In 1994, Congress designated Martin Luther King Jr. Day as the first and only federal holiday observed as a national day of service and charged the Corporation for National and Community Service with leading this national effort.
Federal, state and local leaders join citizens in honoring King through service projects addressing pressing community needs "A Day On, Not A Day Off."
American people are called to engage in public service and promote peaceful social change.
King's unfinished movement toward equality can be achieved by our united, enduring efforts.
King used the power of words and acts of nonviolent resistance, such as protests, grassroots organizing and civil disobedience to achieve seemingly-impossible goals.
He is honored and remembered in hundreds of statues, parks, streets, squares, churches and other public facilities around the world as a leader whose teachings are increasingly relevant to the progress of humankind and is the only non-president memorialized on the National Mall.
In 1964, at 35 years old, Martin Luther King Jr. became the youngest person to win the Nobel Peace Prize. He was assassinated April 4, 1968, in Memphis, Tenn., and posthumously awarded the Presidential Medal of Freedom and the Congressional Gold Medal.
This year's poster showcases the sentiment of what Dr.
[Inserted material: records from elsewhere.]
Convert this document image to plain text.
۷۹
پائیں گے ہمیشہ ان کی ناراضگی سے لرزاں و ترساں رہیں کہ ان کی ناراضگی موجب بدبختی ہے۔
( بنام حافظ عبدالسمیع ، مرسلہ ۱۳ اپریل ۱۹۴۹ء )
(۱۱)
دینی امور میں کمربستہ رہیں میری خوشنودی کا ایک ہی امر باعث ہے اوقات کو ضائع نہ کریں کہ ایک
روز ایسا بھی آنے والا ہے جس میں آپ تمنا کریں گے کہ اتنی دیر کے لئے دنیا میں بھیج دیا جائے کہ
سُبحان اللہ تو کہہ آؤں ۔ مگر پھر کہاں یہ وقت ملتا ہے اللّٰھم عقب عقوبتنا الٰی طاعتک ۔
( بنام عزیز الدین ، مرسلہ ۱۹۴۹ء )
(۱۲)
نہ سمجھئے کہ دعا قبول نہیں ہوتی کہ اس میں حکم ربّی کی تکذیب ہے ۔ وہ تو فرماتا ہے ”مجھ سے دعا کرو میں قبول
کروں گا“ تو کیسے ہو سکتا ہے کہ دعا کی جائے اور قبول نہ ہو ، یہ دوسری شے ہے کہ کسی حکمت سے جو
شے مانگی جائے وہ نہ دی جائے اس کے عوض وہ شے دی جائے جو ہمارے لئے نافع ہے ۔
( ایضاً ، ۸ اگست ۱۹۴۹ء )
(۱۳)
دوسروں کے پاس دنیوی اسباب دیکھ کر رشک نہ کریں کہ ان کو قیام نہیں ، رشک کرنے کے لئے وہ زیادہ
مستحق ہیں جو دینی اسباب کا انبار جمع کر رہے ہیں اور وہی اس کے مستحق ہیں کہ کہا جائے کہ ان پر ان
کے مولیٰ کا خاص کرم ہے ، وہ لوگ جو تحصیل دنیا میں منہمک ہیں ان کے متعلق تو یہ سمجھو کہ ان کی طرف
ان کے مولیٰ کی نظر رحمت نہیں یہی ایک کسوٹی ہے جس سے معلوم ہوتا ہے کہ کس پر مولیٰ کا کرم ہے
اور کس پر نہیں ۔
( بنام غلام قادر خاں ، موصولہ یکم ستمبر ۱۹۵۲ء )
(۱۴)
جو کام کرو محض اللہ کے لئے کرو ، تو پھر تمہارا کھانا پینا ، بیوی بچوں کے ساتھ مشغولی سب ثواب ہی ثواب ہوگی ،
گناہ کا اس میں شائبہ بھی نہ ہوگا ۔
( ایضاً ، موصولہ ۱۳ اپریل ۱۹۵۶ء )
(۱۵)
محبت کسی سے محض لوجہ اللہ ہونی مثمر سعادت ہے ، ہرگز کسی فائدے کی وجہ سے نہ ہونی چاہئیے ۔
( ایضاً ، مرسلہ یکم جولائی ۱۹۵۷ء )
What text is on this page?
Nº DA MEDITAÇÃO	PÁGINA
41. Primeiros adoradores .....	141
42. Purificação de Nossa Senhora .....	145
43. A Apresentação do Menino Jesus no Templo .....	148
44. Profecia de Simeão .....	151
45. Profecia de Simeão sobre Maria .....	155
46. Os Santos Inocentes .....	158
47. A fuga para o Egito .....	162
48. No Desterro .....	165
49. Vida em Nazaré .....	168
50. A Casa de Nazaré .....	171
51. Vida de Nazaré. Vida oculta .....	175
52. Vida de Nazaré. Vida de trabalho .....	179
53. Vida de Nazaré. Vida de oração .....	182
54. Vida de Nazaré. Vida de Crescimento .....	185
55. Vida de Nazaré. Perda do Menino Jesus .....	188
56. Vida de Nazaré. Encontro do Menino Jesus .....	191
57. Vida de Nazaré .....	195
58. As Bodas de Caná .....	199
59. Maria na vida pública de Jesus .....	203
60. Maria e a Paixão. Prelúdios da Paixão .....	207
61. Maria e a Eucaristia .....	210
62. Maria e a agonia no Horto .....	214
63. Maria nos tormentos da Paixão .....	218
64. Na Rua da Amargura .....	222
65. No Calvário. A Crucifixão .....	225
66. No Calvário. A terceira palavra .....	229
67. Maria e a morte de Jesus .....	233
Martin Luther Jr. said during his acceptance speech of the Noble Prize in 1964, "I refuse to accept the view that mankind is so tragically bound to the starless midnight of racism and war that the bright daybreak of peace and brotherhood can never become a reality." Dr. King is silhouetted in black in the forefront of the poster with his teachings shown in bright colors representing daybreak.